Le quartier de la Coop a longtemps été un no man’s land. Récemment, des apéritifs musicaux sont organisés par un certain Lucas dans son studio de musique. Est-ce qu’on peut considérer qu’il y a un nouveau vivier d’artistes dans ce quartier ?
Il y a de plus en plus d’initiatives culturelles et artistiques dans cette zone, donc oui, c’est un vrai vivier d’artistes. Innervision, fondé depuis plus de dix ans, est son point central. Son directeur, Luc Tharin, a proposé d’accueillir le festival dans les locaux des Studios du Rhin. Il y a un véritable renouveau artistique dans ce quartier : deux studios musicaux se trouvent juste à côté du festival, celui de Benjamin Auberger et celui de Ouai Stéphane.
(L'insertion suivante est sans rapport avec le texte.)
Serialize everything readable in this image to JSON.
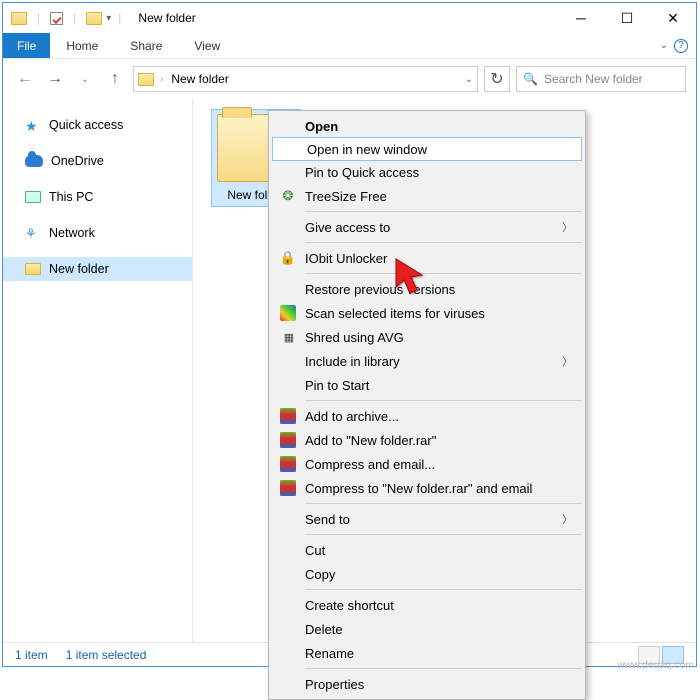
{
  "window": {
    "title": "New folder"
  },
  "ribbon": {
    "file": "File",
    "home": "Home",
    "share": "Share",
    "view": "View"
  },
  "address": {
    "crumb": "New folder",
    "search_placeholder": "Search New folder"
  },
  "nav": {
    "quick_access": "Quick access",
    "onedrive": "OneDrive",
    "this_pc": "This PC",
    "network": "Network",
    "new_folder": "New folder"
  },
  "content": {
    "folder_label": "New folder"
  },
  "context_menu": {
    "open": "Open",
    "open_new_window": "Open in new window",
    "pin_quick": "Pin to Quick access",
    "treesize": "TreeSize Free",
    "give_access": "Give access to",
    "iobit": "IObit Unlocker",
    "restore": "Restore previous versions",
    "scan_virus": "Scan selected items for viruses",
    "shred": "Shred using AVG",
    "include_lib": "Include in library",
    "pin_start": "Pin to Start",
    "add_archive": "Add to archive...",
    "add_rar": "Add to \"New folder.rar\"",
    "compress_email": "Compress and email...",
    "compress_rar_email": "Compress to \"New folder.rar\" and email",
    "send_to": "Send to",
    "cut": "Cut",
    "copy": "Copy",
    "create_shortcut": "Create shortcut",
    "delete": "Delete",
    "rename": "Rename",
    "properties": "Properties"
  },
  "status": {
    "count": "1 item",
    "selected": "1 item selected"
  },
  "watermark": "www.deuaq.com"
}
Le studio Space Drive de Lucas Litzler est aussi à proximité. C’est une véritable zone d’art!
D’ailleurs, un autre des objectifs du festival est de créer une synergie avec les acteurs qui se trouvent autour. On veut faire participer des artistes des environs. On aurait pu organiser le festival au Jardin des Deux Rives. Mais on a préféré profiter de la confiance et de la bienveillance d’Innervision, avec qui on avait déjà organisé un événement en octobre dernier. On a la même volonté de participer au développement de cette zone assez excentrée de Strasbourg.